Chancellor says spending review cuts in seven departments have not come from capital budgets and will help government to spend more on infrastructure projects
Seven government departments, including the Ministry of Justice and the energy department, have agreed spending cuts with the Treasury ahead of next month’s spending review.
George Osborne said he had reached agreement with seven Whitehall departments on savings ministers want to make in 2015, finding 20% of the £11.5bn he wants to cut spending by in the year from April 2015.
According to the BBC, the chancellor still needs to find a further £8bn of the £11.5bn in cuts targetting for the spending review.
The departments which have agreed to make cuts of between 8% and 10% are: Ministry of Justice, the Department for Communities and Local Government, the Department of Energy and Climate Change, The Treasury, the Cabinet Office, the Foreign Office and the Northern Ireland department.

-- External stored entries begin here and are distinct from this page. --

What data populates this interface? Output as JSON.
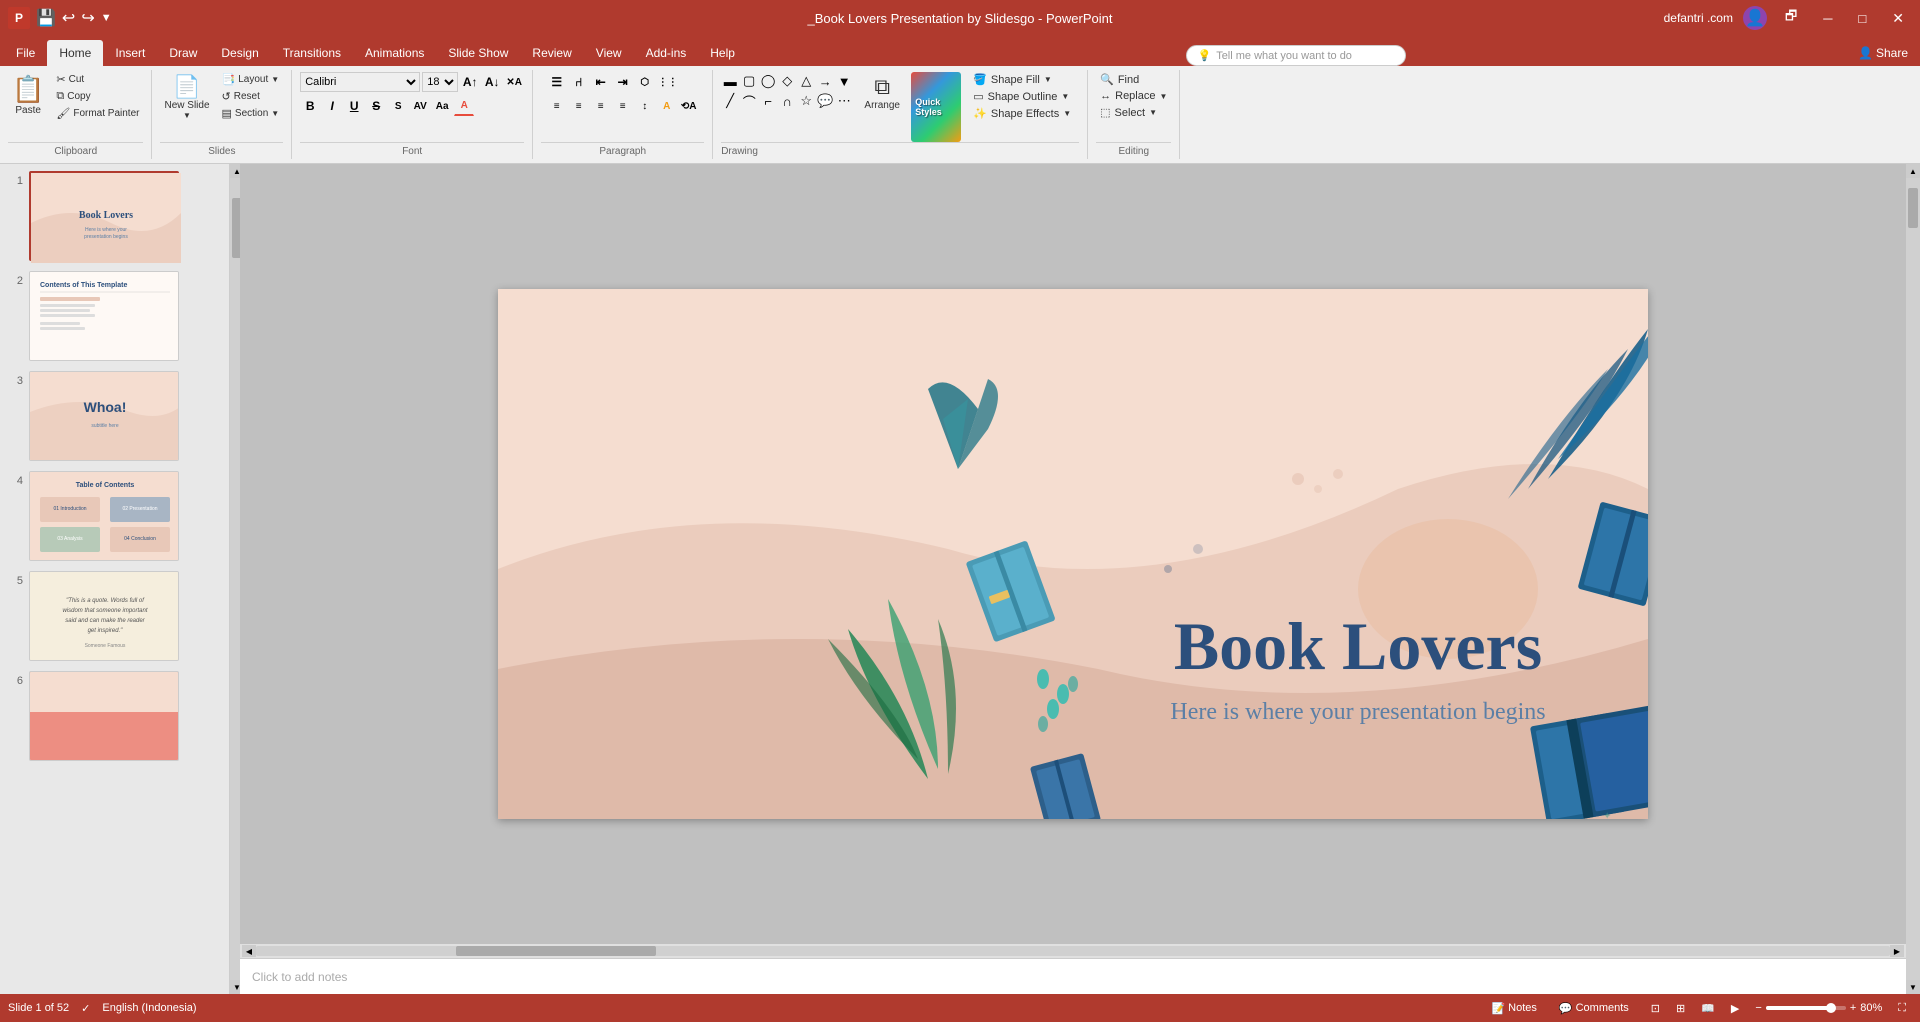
{
  "window": {
    "title": "_Book Lovers Presentation by Slidesgo - PowerPoint",
    "user": "defantri .com"
  },
  "tabs": {
    "active": "Home",
    "items": [
      "File",
      "Home",
      "Insert",
      "Draw",
      "Design",
      "Transitions",
      "Animations",
      "Slide Show",
      "Review",
      "View",
      "Add-ins",
      "Help"
    ]
  },
  "ribbon": {
    "clipboard": {
      "label": "Clipboard",
      "paste": "Paste",
      "cut": "✂",
      "copy": "⧉",
      "format_painter": "🖌"
    },
    "slides": {
      "label": "Slides",
      "new_slide": "New Slide",
      "layout": "Layout",
      "reset": "Reset",
      "section": "Section"
    },
    "font": {
      "label": "Font",
      "family": "Calibri",
      "size": "18",
      "bold": "B",
      "italic": "I",
      "underline": "U",
      "strikethrough": "S"
    },
    "paragraph": {
      "label": "Paragraph"
    },
    "drawing": {
      "label": "Drawing",
      "arrange": "Arrange",
      "quick_styles": "Quick Styles",
      "shape_fill": "Shape Fill",
      "shape_outline": "Shape Outline",
      "shape_effects": "Shape Effects"
    },
    "editing": {
      "label": "Editing",
      "find": "Find",
      "replace": "Replace",
      "select": "Select"
    },
    "tell_me": {
      "placeholder": "Tell me what you want to do"
    },
    "share": "Share"
  },
  "slide_panel": {
    "slides": [
      {
        "num": 1,
        "active": true,
        "bg": "#f5ddd0",
        "label": "Book Lovers title slide"
      },
      {
        "num": 2,
        "active": false,
        "bg": "#f5ddd0",
        "label": "Contents slide"
      },
      {
        "num": 3,
        "active": false,
        "bg": "#f5ddd0",
        "label": "Whoa slide"
      },
      {
        "num": 4,
        "active": false,
        "bg": "#f5ddd0",
        "label": "Table of Contents"
      },
      {
        "num": 5,
        "active": false,
        "bg": "#f5eedd",
        "label": "Quote slide"
      },
      {
        "num": 6,
        "active": false,
        "bg": "#f5ddd0",
        "label": "Coral slide"
      }
    ]
  },
  "main_slide": {
    "title": "Book Lovers",
    "subtitle": "Here is where your presentation begins",
    "bg_color": "#f5ddd0"
  },
  "notes": {
    "placeholder": "Click to add notes"
  },
  "status_bar": {
    "slide_info": "Slide 1 of 52",
    "language": "English (Indonesia)",
    "notes_btn": "Notes",
    "comments_btn": "Comments",
    "zoom": "80%"
  }
}
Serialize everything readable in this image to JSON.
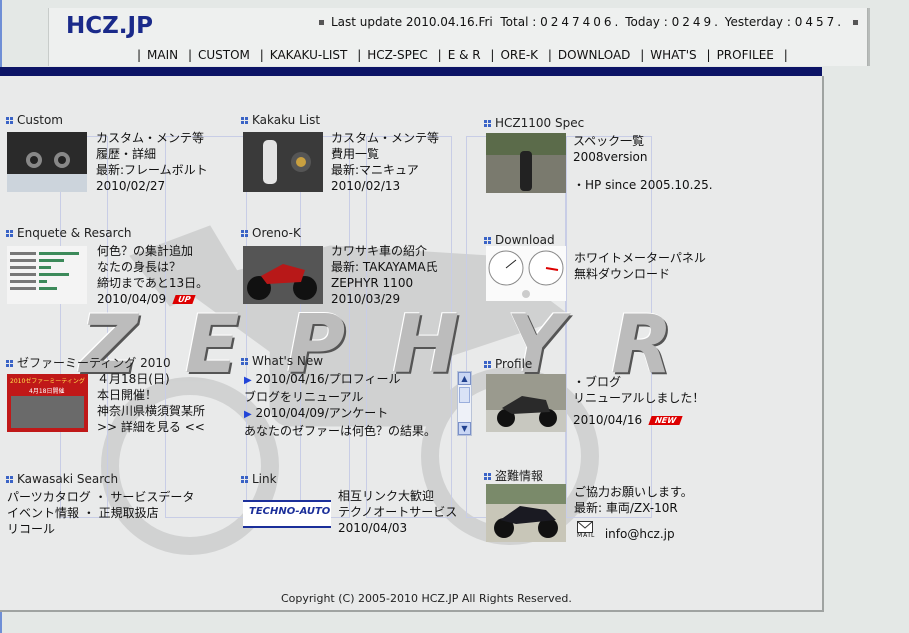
{
  "header": {
    "logo": "HCZ.JP",
    "last_update_label": "Last update",
    "last_update_value": "2010.04.16.Fri",
    "total_label": "Total :",
    "total_value": "0247406.",
    "today_label": "Today :",
    "today_value": "0249.",
    "yesterday_label": "Yesterday :",
    "yesterday_value": "0457."
  },
  "nav": [
    "MAIN",
    "CUSTOM",
    "KAKAKU-LIST",
    "HCZ-SPEC",
    "E & R",
    "ORE-K",
    "DOWNLOAD",
    "WHAT'S",
    "PROFILEE"
  ],
  "watermark": "ZEPHYR",
  "sections": {
    "custom": {
      "title": "Custom",
      "lines": [
        "カスタム・メンテ等",
        "履歴・詳細",
        "最新:フレームボルト",
        "2010/02/27"
      ]
    },
    "kakaku": {
      "title": "Kakaku List",
      "lines": [
        "カスタム・メンテ等",
        "費用一覧",
        "最新:マニキュア",
        "2010/02/13"
      ]
    },
    "spec": {
      "title": "HCZ1100 Spec",
      "lines": [
        "スペック一覧",
        "2008version",
        "",
        "・HP since 2005.10.25."
      ]
    },
    "enquete": {
      "title": "Enquete & Resarch",
      "lines": [
        "何色？の集計追加",
        "なたの身長は？",
        "締切まであと13日。",
        "2010/04/09"
      ],
      "badge": "UP"
    },
    "orenok": {
      "title": "Oreno-K",
      "lines": [
        "カワサキ車の紹介",
        "最新: TAKAYAMA氏",
        "ZEPHYR 1100",
        "2010/03/29"
      ]
    },
    "download": {
      "title": "Download",
      "lines": [
        "ホワイトメーターパネル",
        "無料ダウンロード"
      ]
    },
    "meeting": {
      "title": "ゼファーミーティング 2010",
      "lines": [
        "４月18日(日)",
        "本日開催！",
        "神奈川県横須賀某所",
        ">> 詳細を見る <<"
      ],
      "poster_text": "2010ゼファーミーティング",
      "poster_sub": "4月18日開催"
    },
    "whatsnew": {
      "title": "What's New",
      "items": [
        "2010/04/16/プロフィール",
        "ブログをリニューアル",
        "2010/04/09/アンケート",
        "あなたのゼファーは何色？の結果。"
      ]
    },
    "profile": {
      "title": "Profile",
      "lines": [
        "・ブログ",
        "リニューアルしました！",
        "2010/04/16"
      ],
      "badge": "NEW"
    },
    "kawasaki": {
      "title": "Kawasaki Search",
      "lines": [
        "パーツカタログ ・ サービスデータ",
        "イベント情報 ・ 正規取扱店",
        "リコール"
      ]
    },
    "link": {
      "title": "Link",
      "banner": "TECHNO-AUTO",
      "lines": [
        "相互リンク大歓迎",
        "テクノオートサービス",
        "2010/04/03"
      ]
    },
    "theft": {
      "title": "盗難情報",
      "lines": [
        "ご協力お願いします。",
        "最新: 車両/ZX-10R"
      ],
      "mail_label": "MAIL",
      "email": "info@hcz.jp"
    }
  },
  "footer": {
    "copyright": "Copyright (C) 2005-2010 HCZ.JP All Rights Reserved."
  },
  "colors": {
    "navy": "#0c1466",
    "logo": "#1a2a8a",
    "badge": "#dd0000",
    "arrow": "#2144d8"
  }
}
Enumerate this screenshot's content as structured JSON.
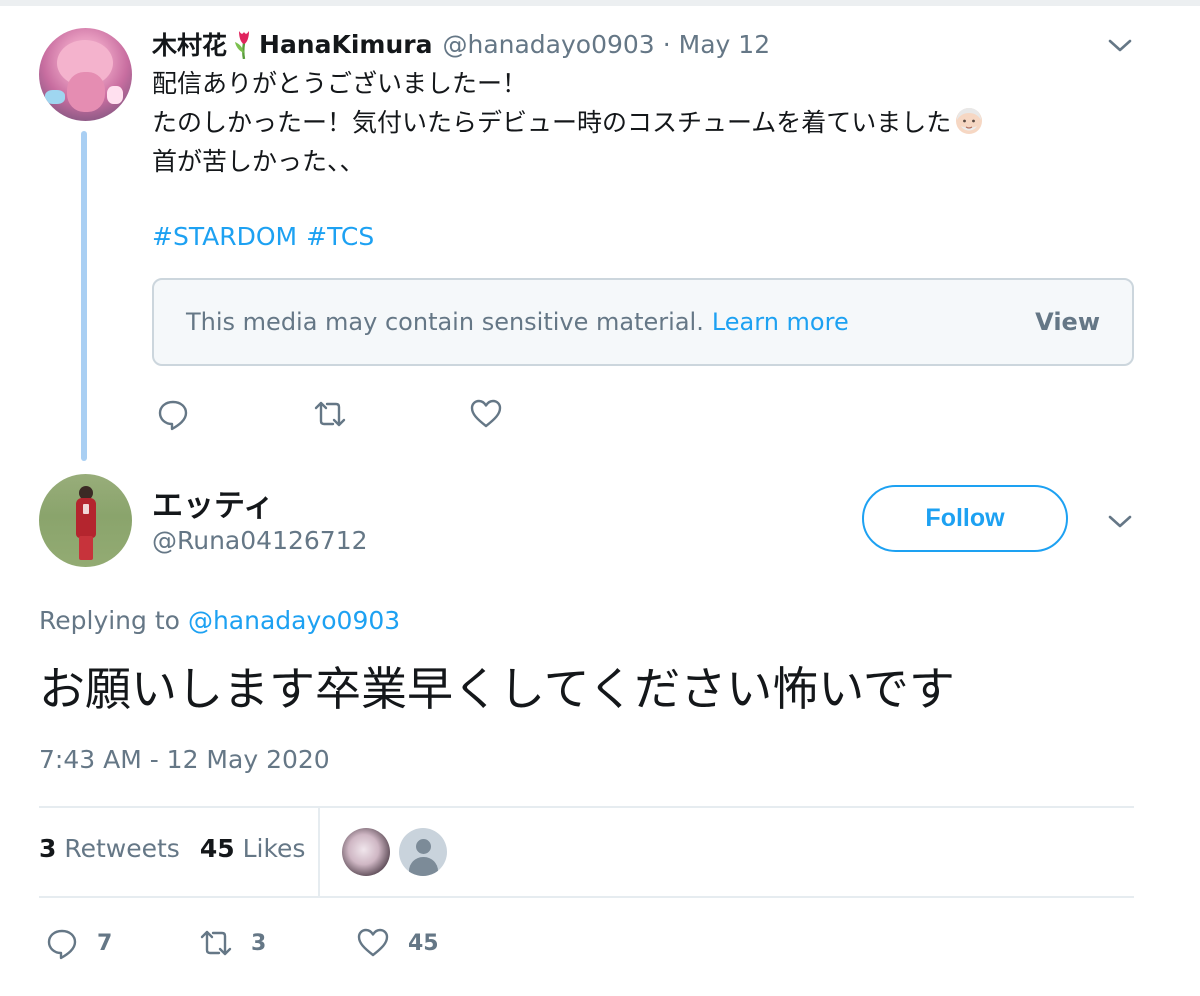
{
  "parent_tweet": {
    "display_name": "木村花",
    "display_name_en": "HanaKimura",
    "handle": "@hanadayo0903",
    "separator": "·",
    "date": "May 12",
    "text_lines": [
      "配信ありがとうございましたー！",
      "たのしかったー！気付いたらデビュー時のコスチュームを着ていました",
      "首が苦しかった、、"
    ],
    "hashtags": [
      "#STARDOM",
      "#TCS"
    ],
    "sensitive_notice": "This media may contain sensitive material.",
    "learn_more": "Learn more",
    "view_label": "View",
    "actions": [
      "reply-icon",
      "retweet-icon",
      "like-icon"
    ]
  },
  "reply_tweet": {
    "display_name": "エッティ",
    "handle": "@Runa04126712",
    "follow_label": "Follow",
    "replying_to_prefix": "Replying to",
    "replying_to_handle": "@hanadayo0903",
    "text": "お願いします卒業早くしてください怖いです",
    "timestamp": "7:43 AM - 12 May 2020",
    "stats": {
      "retweets_count": "3",
      "retweets_label": "Retweets",
      "likes_count": "45",
      "likes_label": "Likes"
    },
    "bottom_actions": {
      "reply_count": "7",
      "retweet_count": "3",
      "like_count": "45"
    }
  },
  "colors": {
    "accent": "#1da1f2",
    "muted_text": "#657786",
    "primary_text": "#14171a",
    "thread_line": "#a9cff3",
    "divider": "#e6ecf0"
  }
}
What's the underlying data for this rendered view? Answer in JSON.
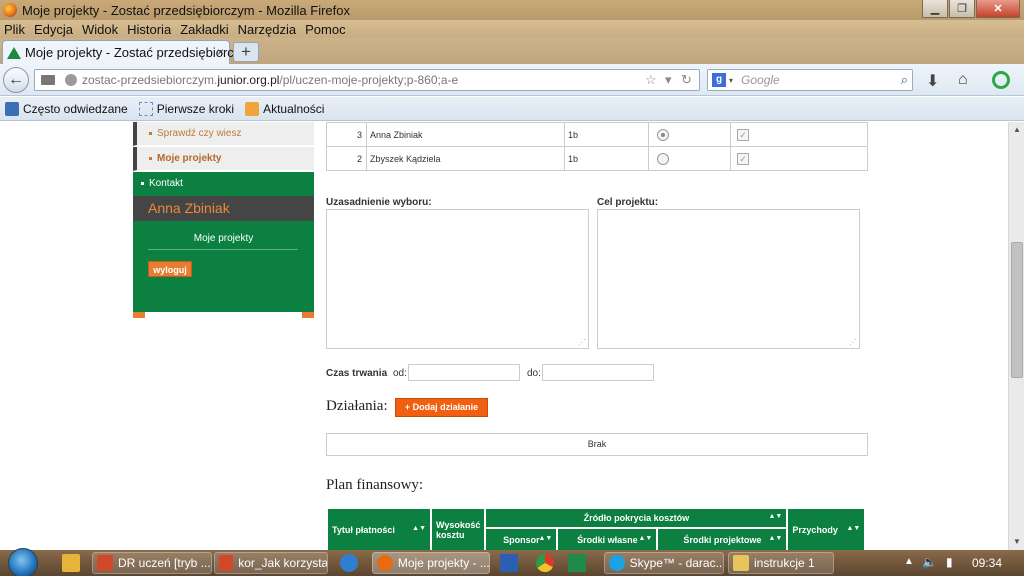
{
  "window": {
    "title": "Moje projekty - Zostać przedsiębiorczym - Mozilla Firefox",
    "controls": [
      "minimize",
      "maximize",
      "close"
    ]
  },
  "menu": [
    "Plik",
    "Edycja",
    "Widok",
    "Historia",
    "Zakładki",
    "Narzędzia",
    "Pomoc"
  ],
  "tabs": [
    {
      "label": "Moje projekty - Zostać przedsiębiorczym",
      "close": "×"
    }
  ],
  "new_tab_label": "+",
  "nav": {
    "url_prefix": "zostac-przedsiebiorczym.",
    "url_domain": "junior.org.pl",
    "url_path": "/pl/uczen-moje-projekty;p-860;a-e",
    "search_placeholder": "Google",
    "search_engine_badge": "g"
  },
  "bookmarks": [
    "Często odwiedzane",
    "Pierwsze kroki",
    "Aktualności"
  ],
  "sidebar": {
    "sub_items": [
      "Sprawdź czy wiesz",
      "Moje projekty"
    ],
    "contact": "Kontakt",
    "user_name": "Anna Zbiniak",
    "user_menu_item": "Moje projekty",
    "logout": "wyloguj"
  },
  "team_table": {
    "rows": [
      {
        "num": "3",
        "name": "Anna Zbiniak",
        "class": "1b",
        "selected": true,
        "checked": true
      },
      {
        "num": "2",
        "name": "Zbyszek Kądziela",
        "class": "1b",
        "selected": false,
        "checked": true
      }
    ]
  },
  "form": {
    "justification_label": "Uzasadnienie wyboru:",
    "goal_label": "Cel projektu:",
    "duration_label": "Czas trwania",
    "from_label": "od:",
    "to_label": "do:"
  },
  "actions": {
    "heading": "Działania:",
    "add_button": "+ Dodaj działanie",
    "empty": "Brak"
  },
  "financial_plan": {
    "heading": "Plan finansowy:",
    "col_title": "Tytuł płatności",
    "col_amount_1": "Wysokość",
    "col_amount_2": "kosztu",
    "col_source": "Źródło pokrycia kosztów",
    "col_sponsor": "Sponsor",
    "col_own": "Środki własne",
    "col_project": "Środki projektowe",
    "col_income": "Przychody"
  },
  "taskbar": {
    "items": [
      "DR uczeń [tryb ...",
      "kor_Jak korzysta...",
      "Moje projekty - ...",
      "Skype™ - darac...",
      "instrukcje 1"
    ],
    "clock": "09:34"
  },
  "colors": {
    "green": "#0c8040",
    "orange": "#e87c30",
    "add_orange": "#f06010",
    "dark_gray": "#454545"
  }
}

Osborne said health, schools and foreign aid would be protected from cuts. He added that the Department for Work and Pensions, which has already outlined its future savings, will not be targeted again for cuts.
Negotiations over savings are continuing with other big spending departments, such as the Ministry of Defence and the Home Office, ahead of the spending review on 26 June.
Osborne told BBC News the cuts were necessary so that he could “spend on the things people want us to spend on like the NHS, like the infrastructure that’s going to create jobs in the future”.
He said the cuts were not coming from capital budgets.
Speaking to BBC Radio 4’s Today programme, the chancellor said: “We’re actually making further savings in the current budget… in order to spend money on the big infrastructure projects, the big road projects.
“The reason why politicians and chancellors have tried to separate these two things is that the temptation for an elected politician is not to spend money on the long-term project which they may not be around to see the unveiling of.
“Actually we’re spending more on capital than the previous government planned and indeed more as a percentage of our national income than in the whole previous period of the Labour government.
“So in the end, if you don’t try and protect the long-term investment, the temptation for the politician chasing tomorrow’s headline is to cut that and not cut the salaries and hold back the salaries of day-to-day spending because that is often politically more difficult.”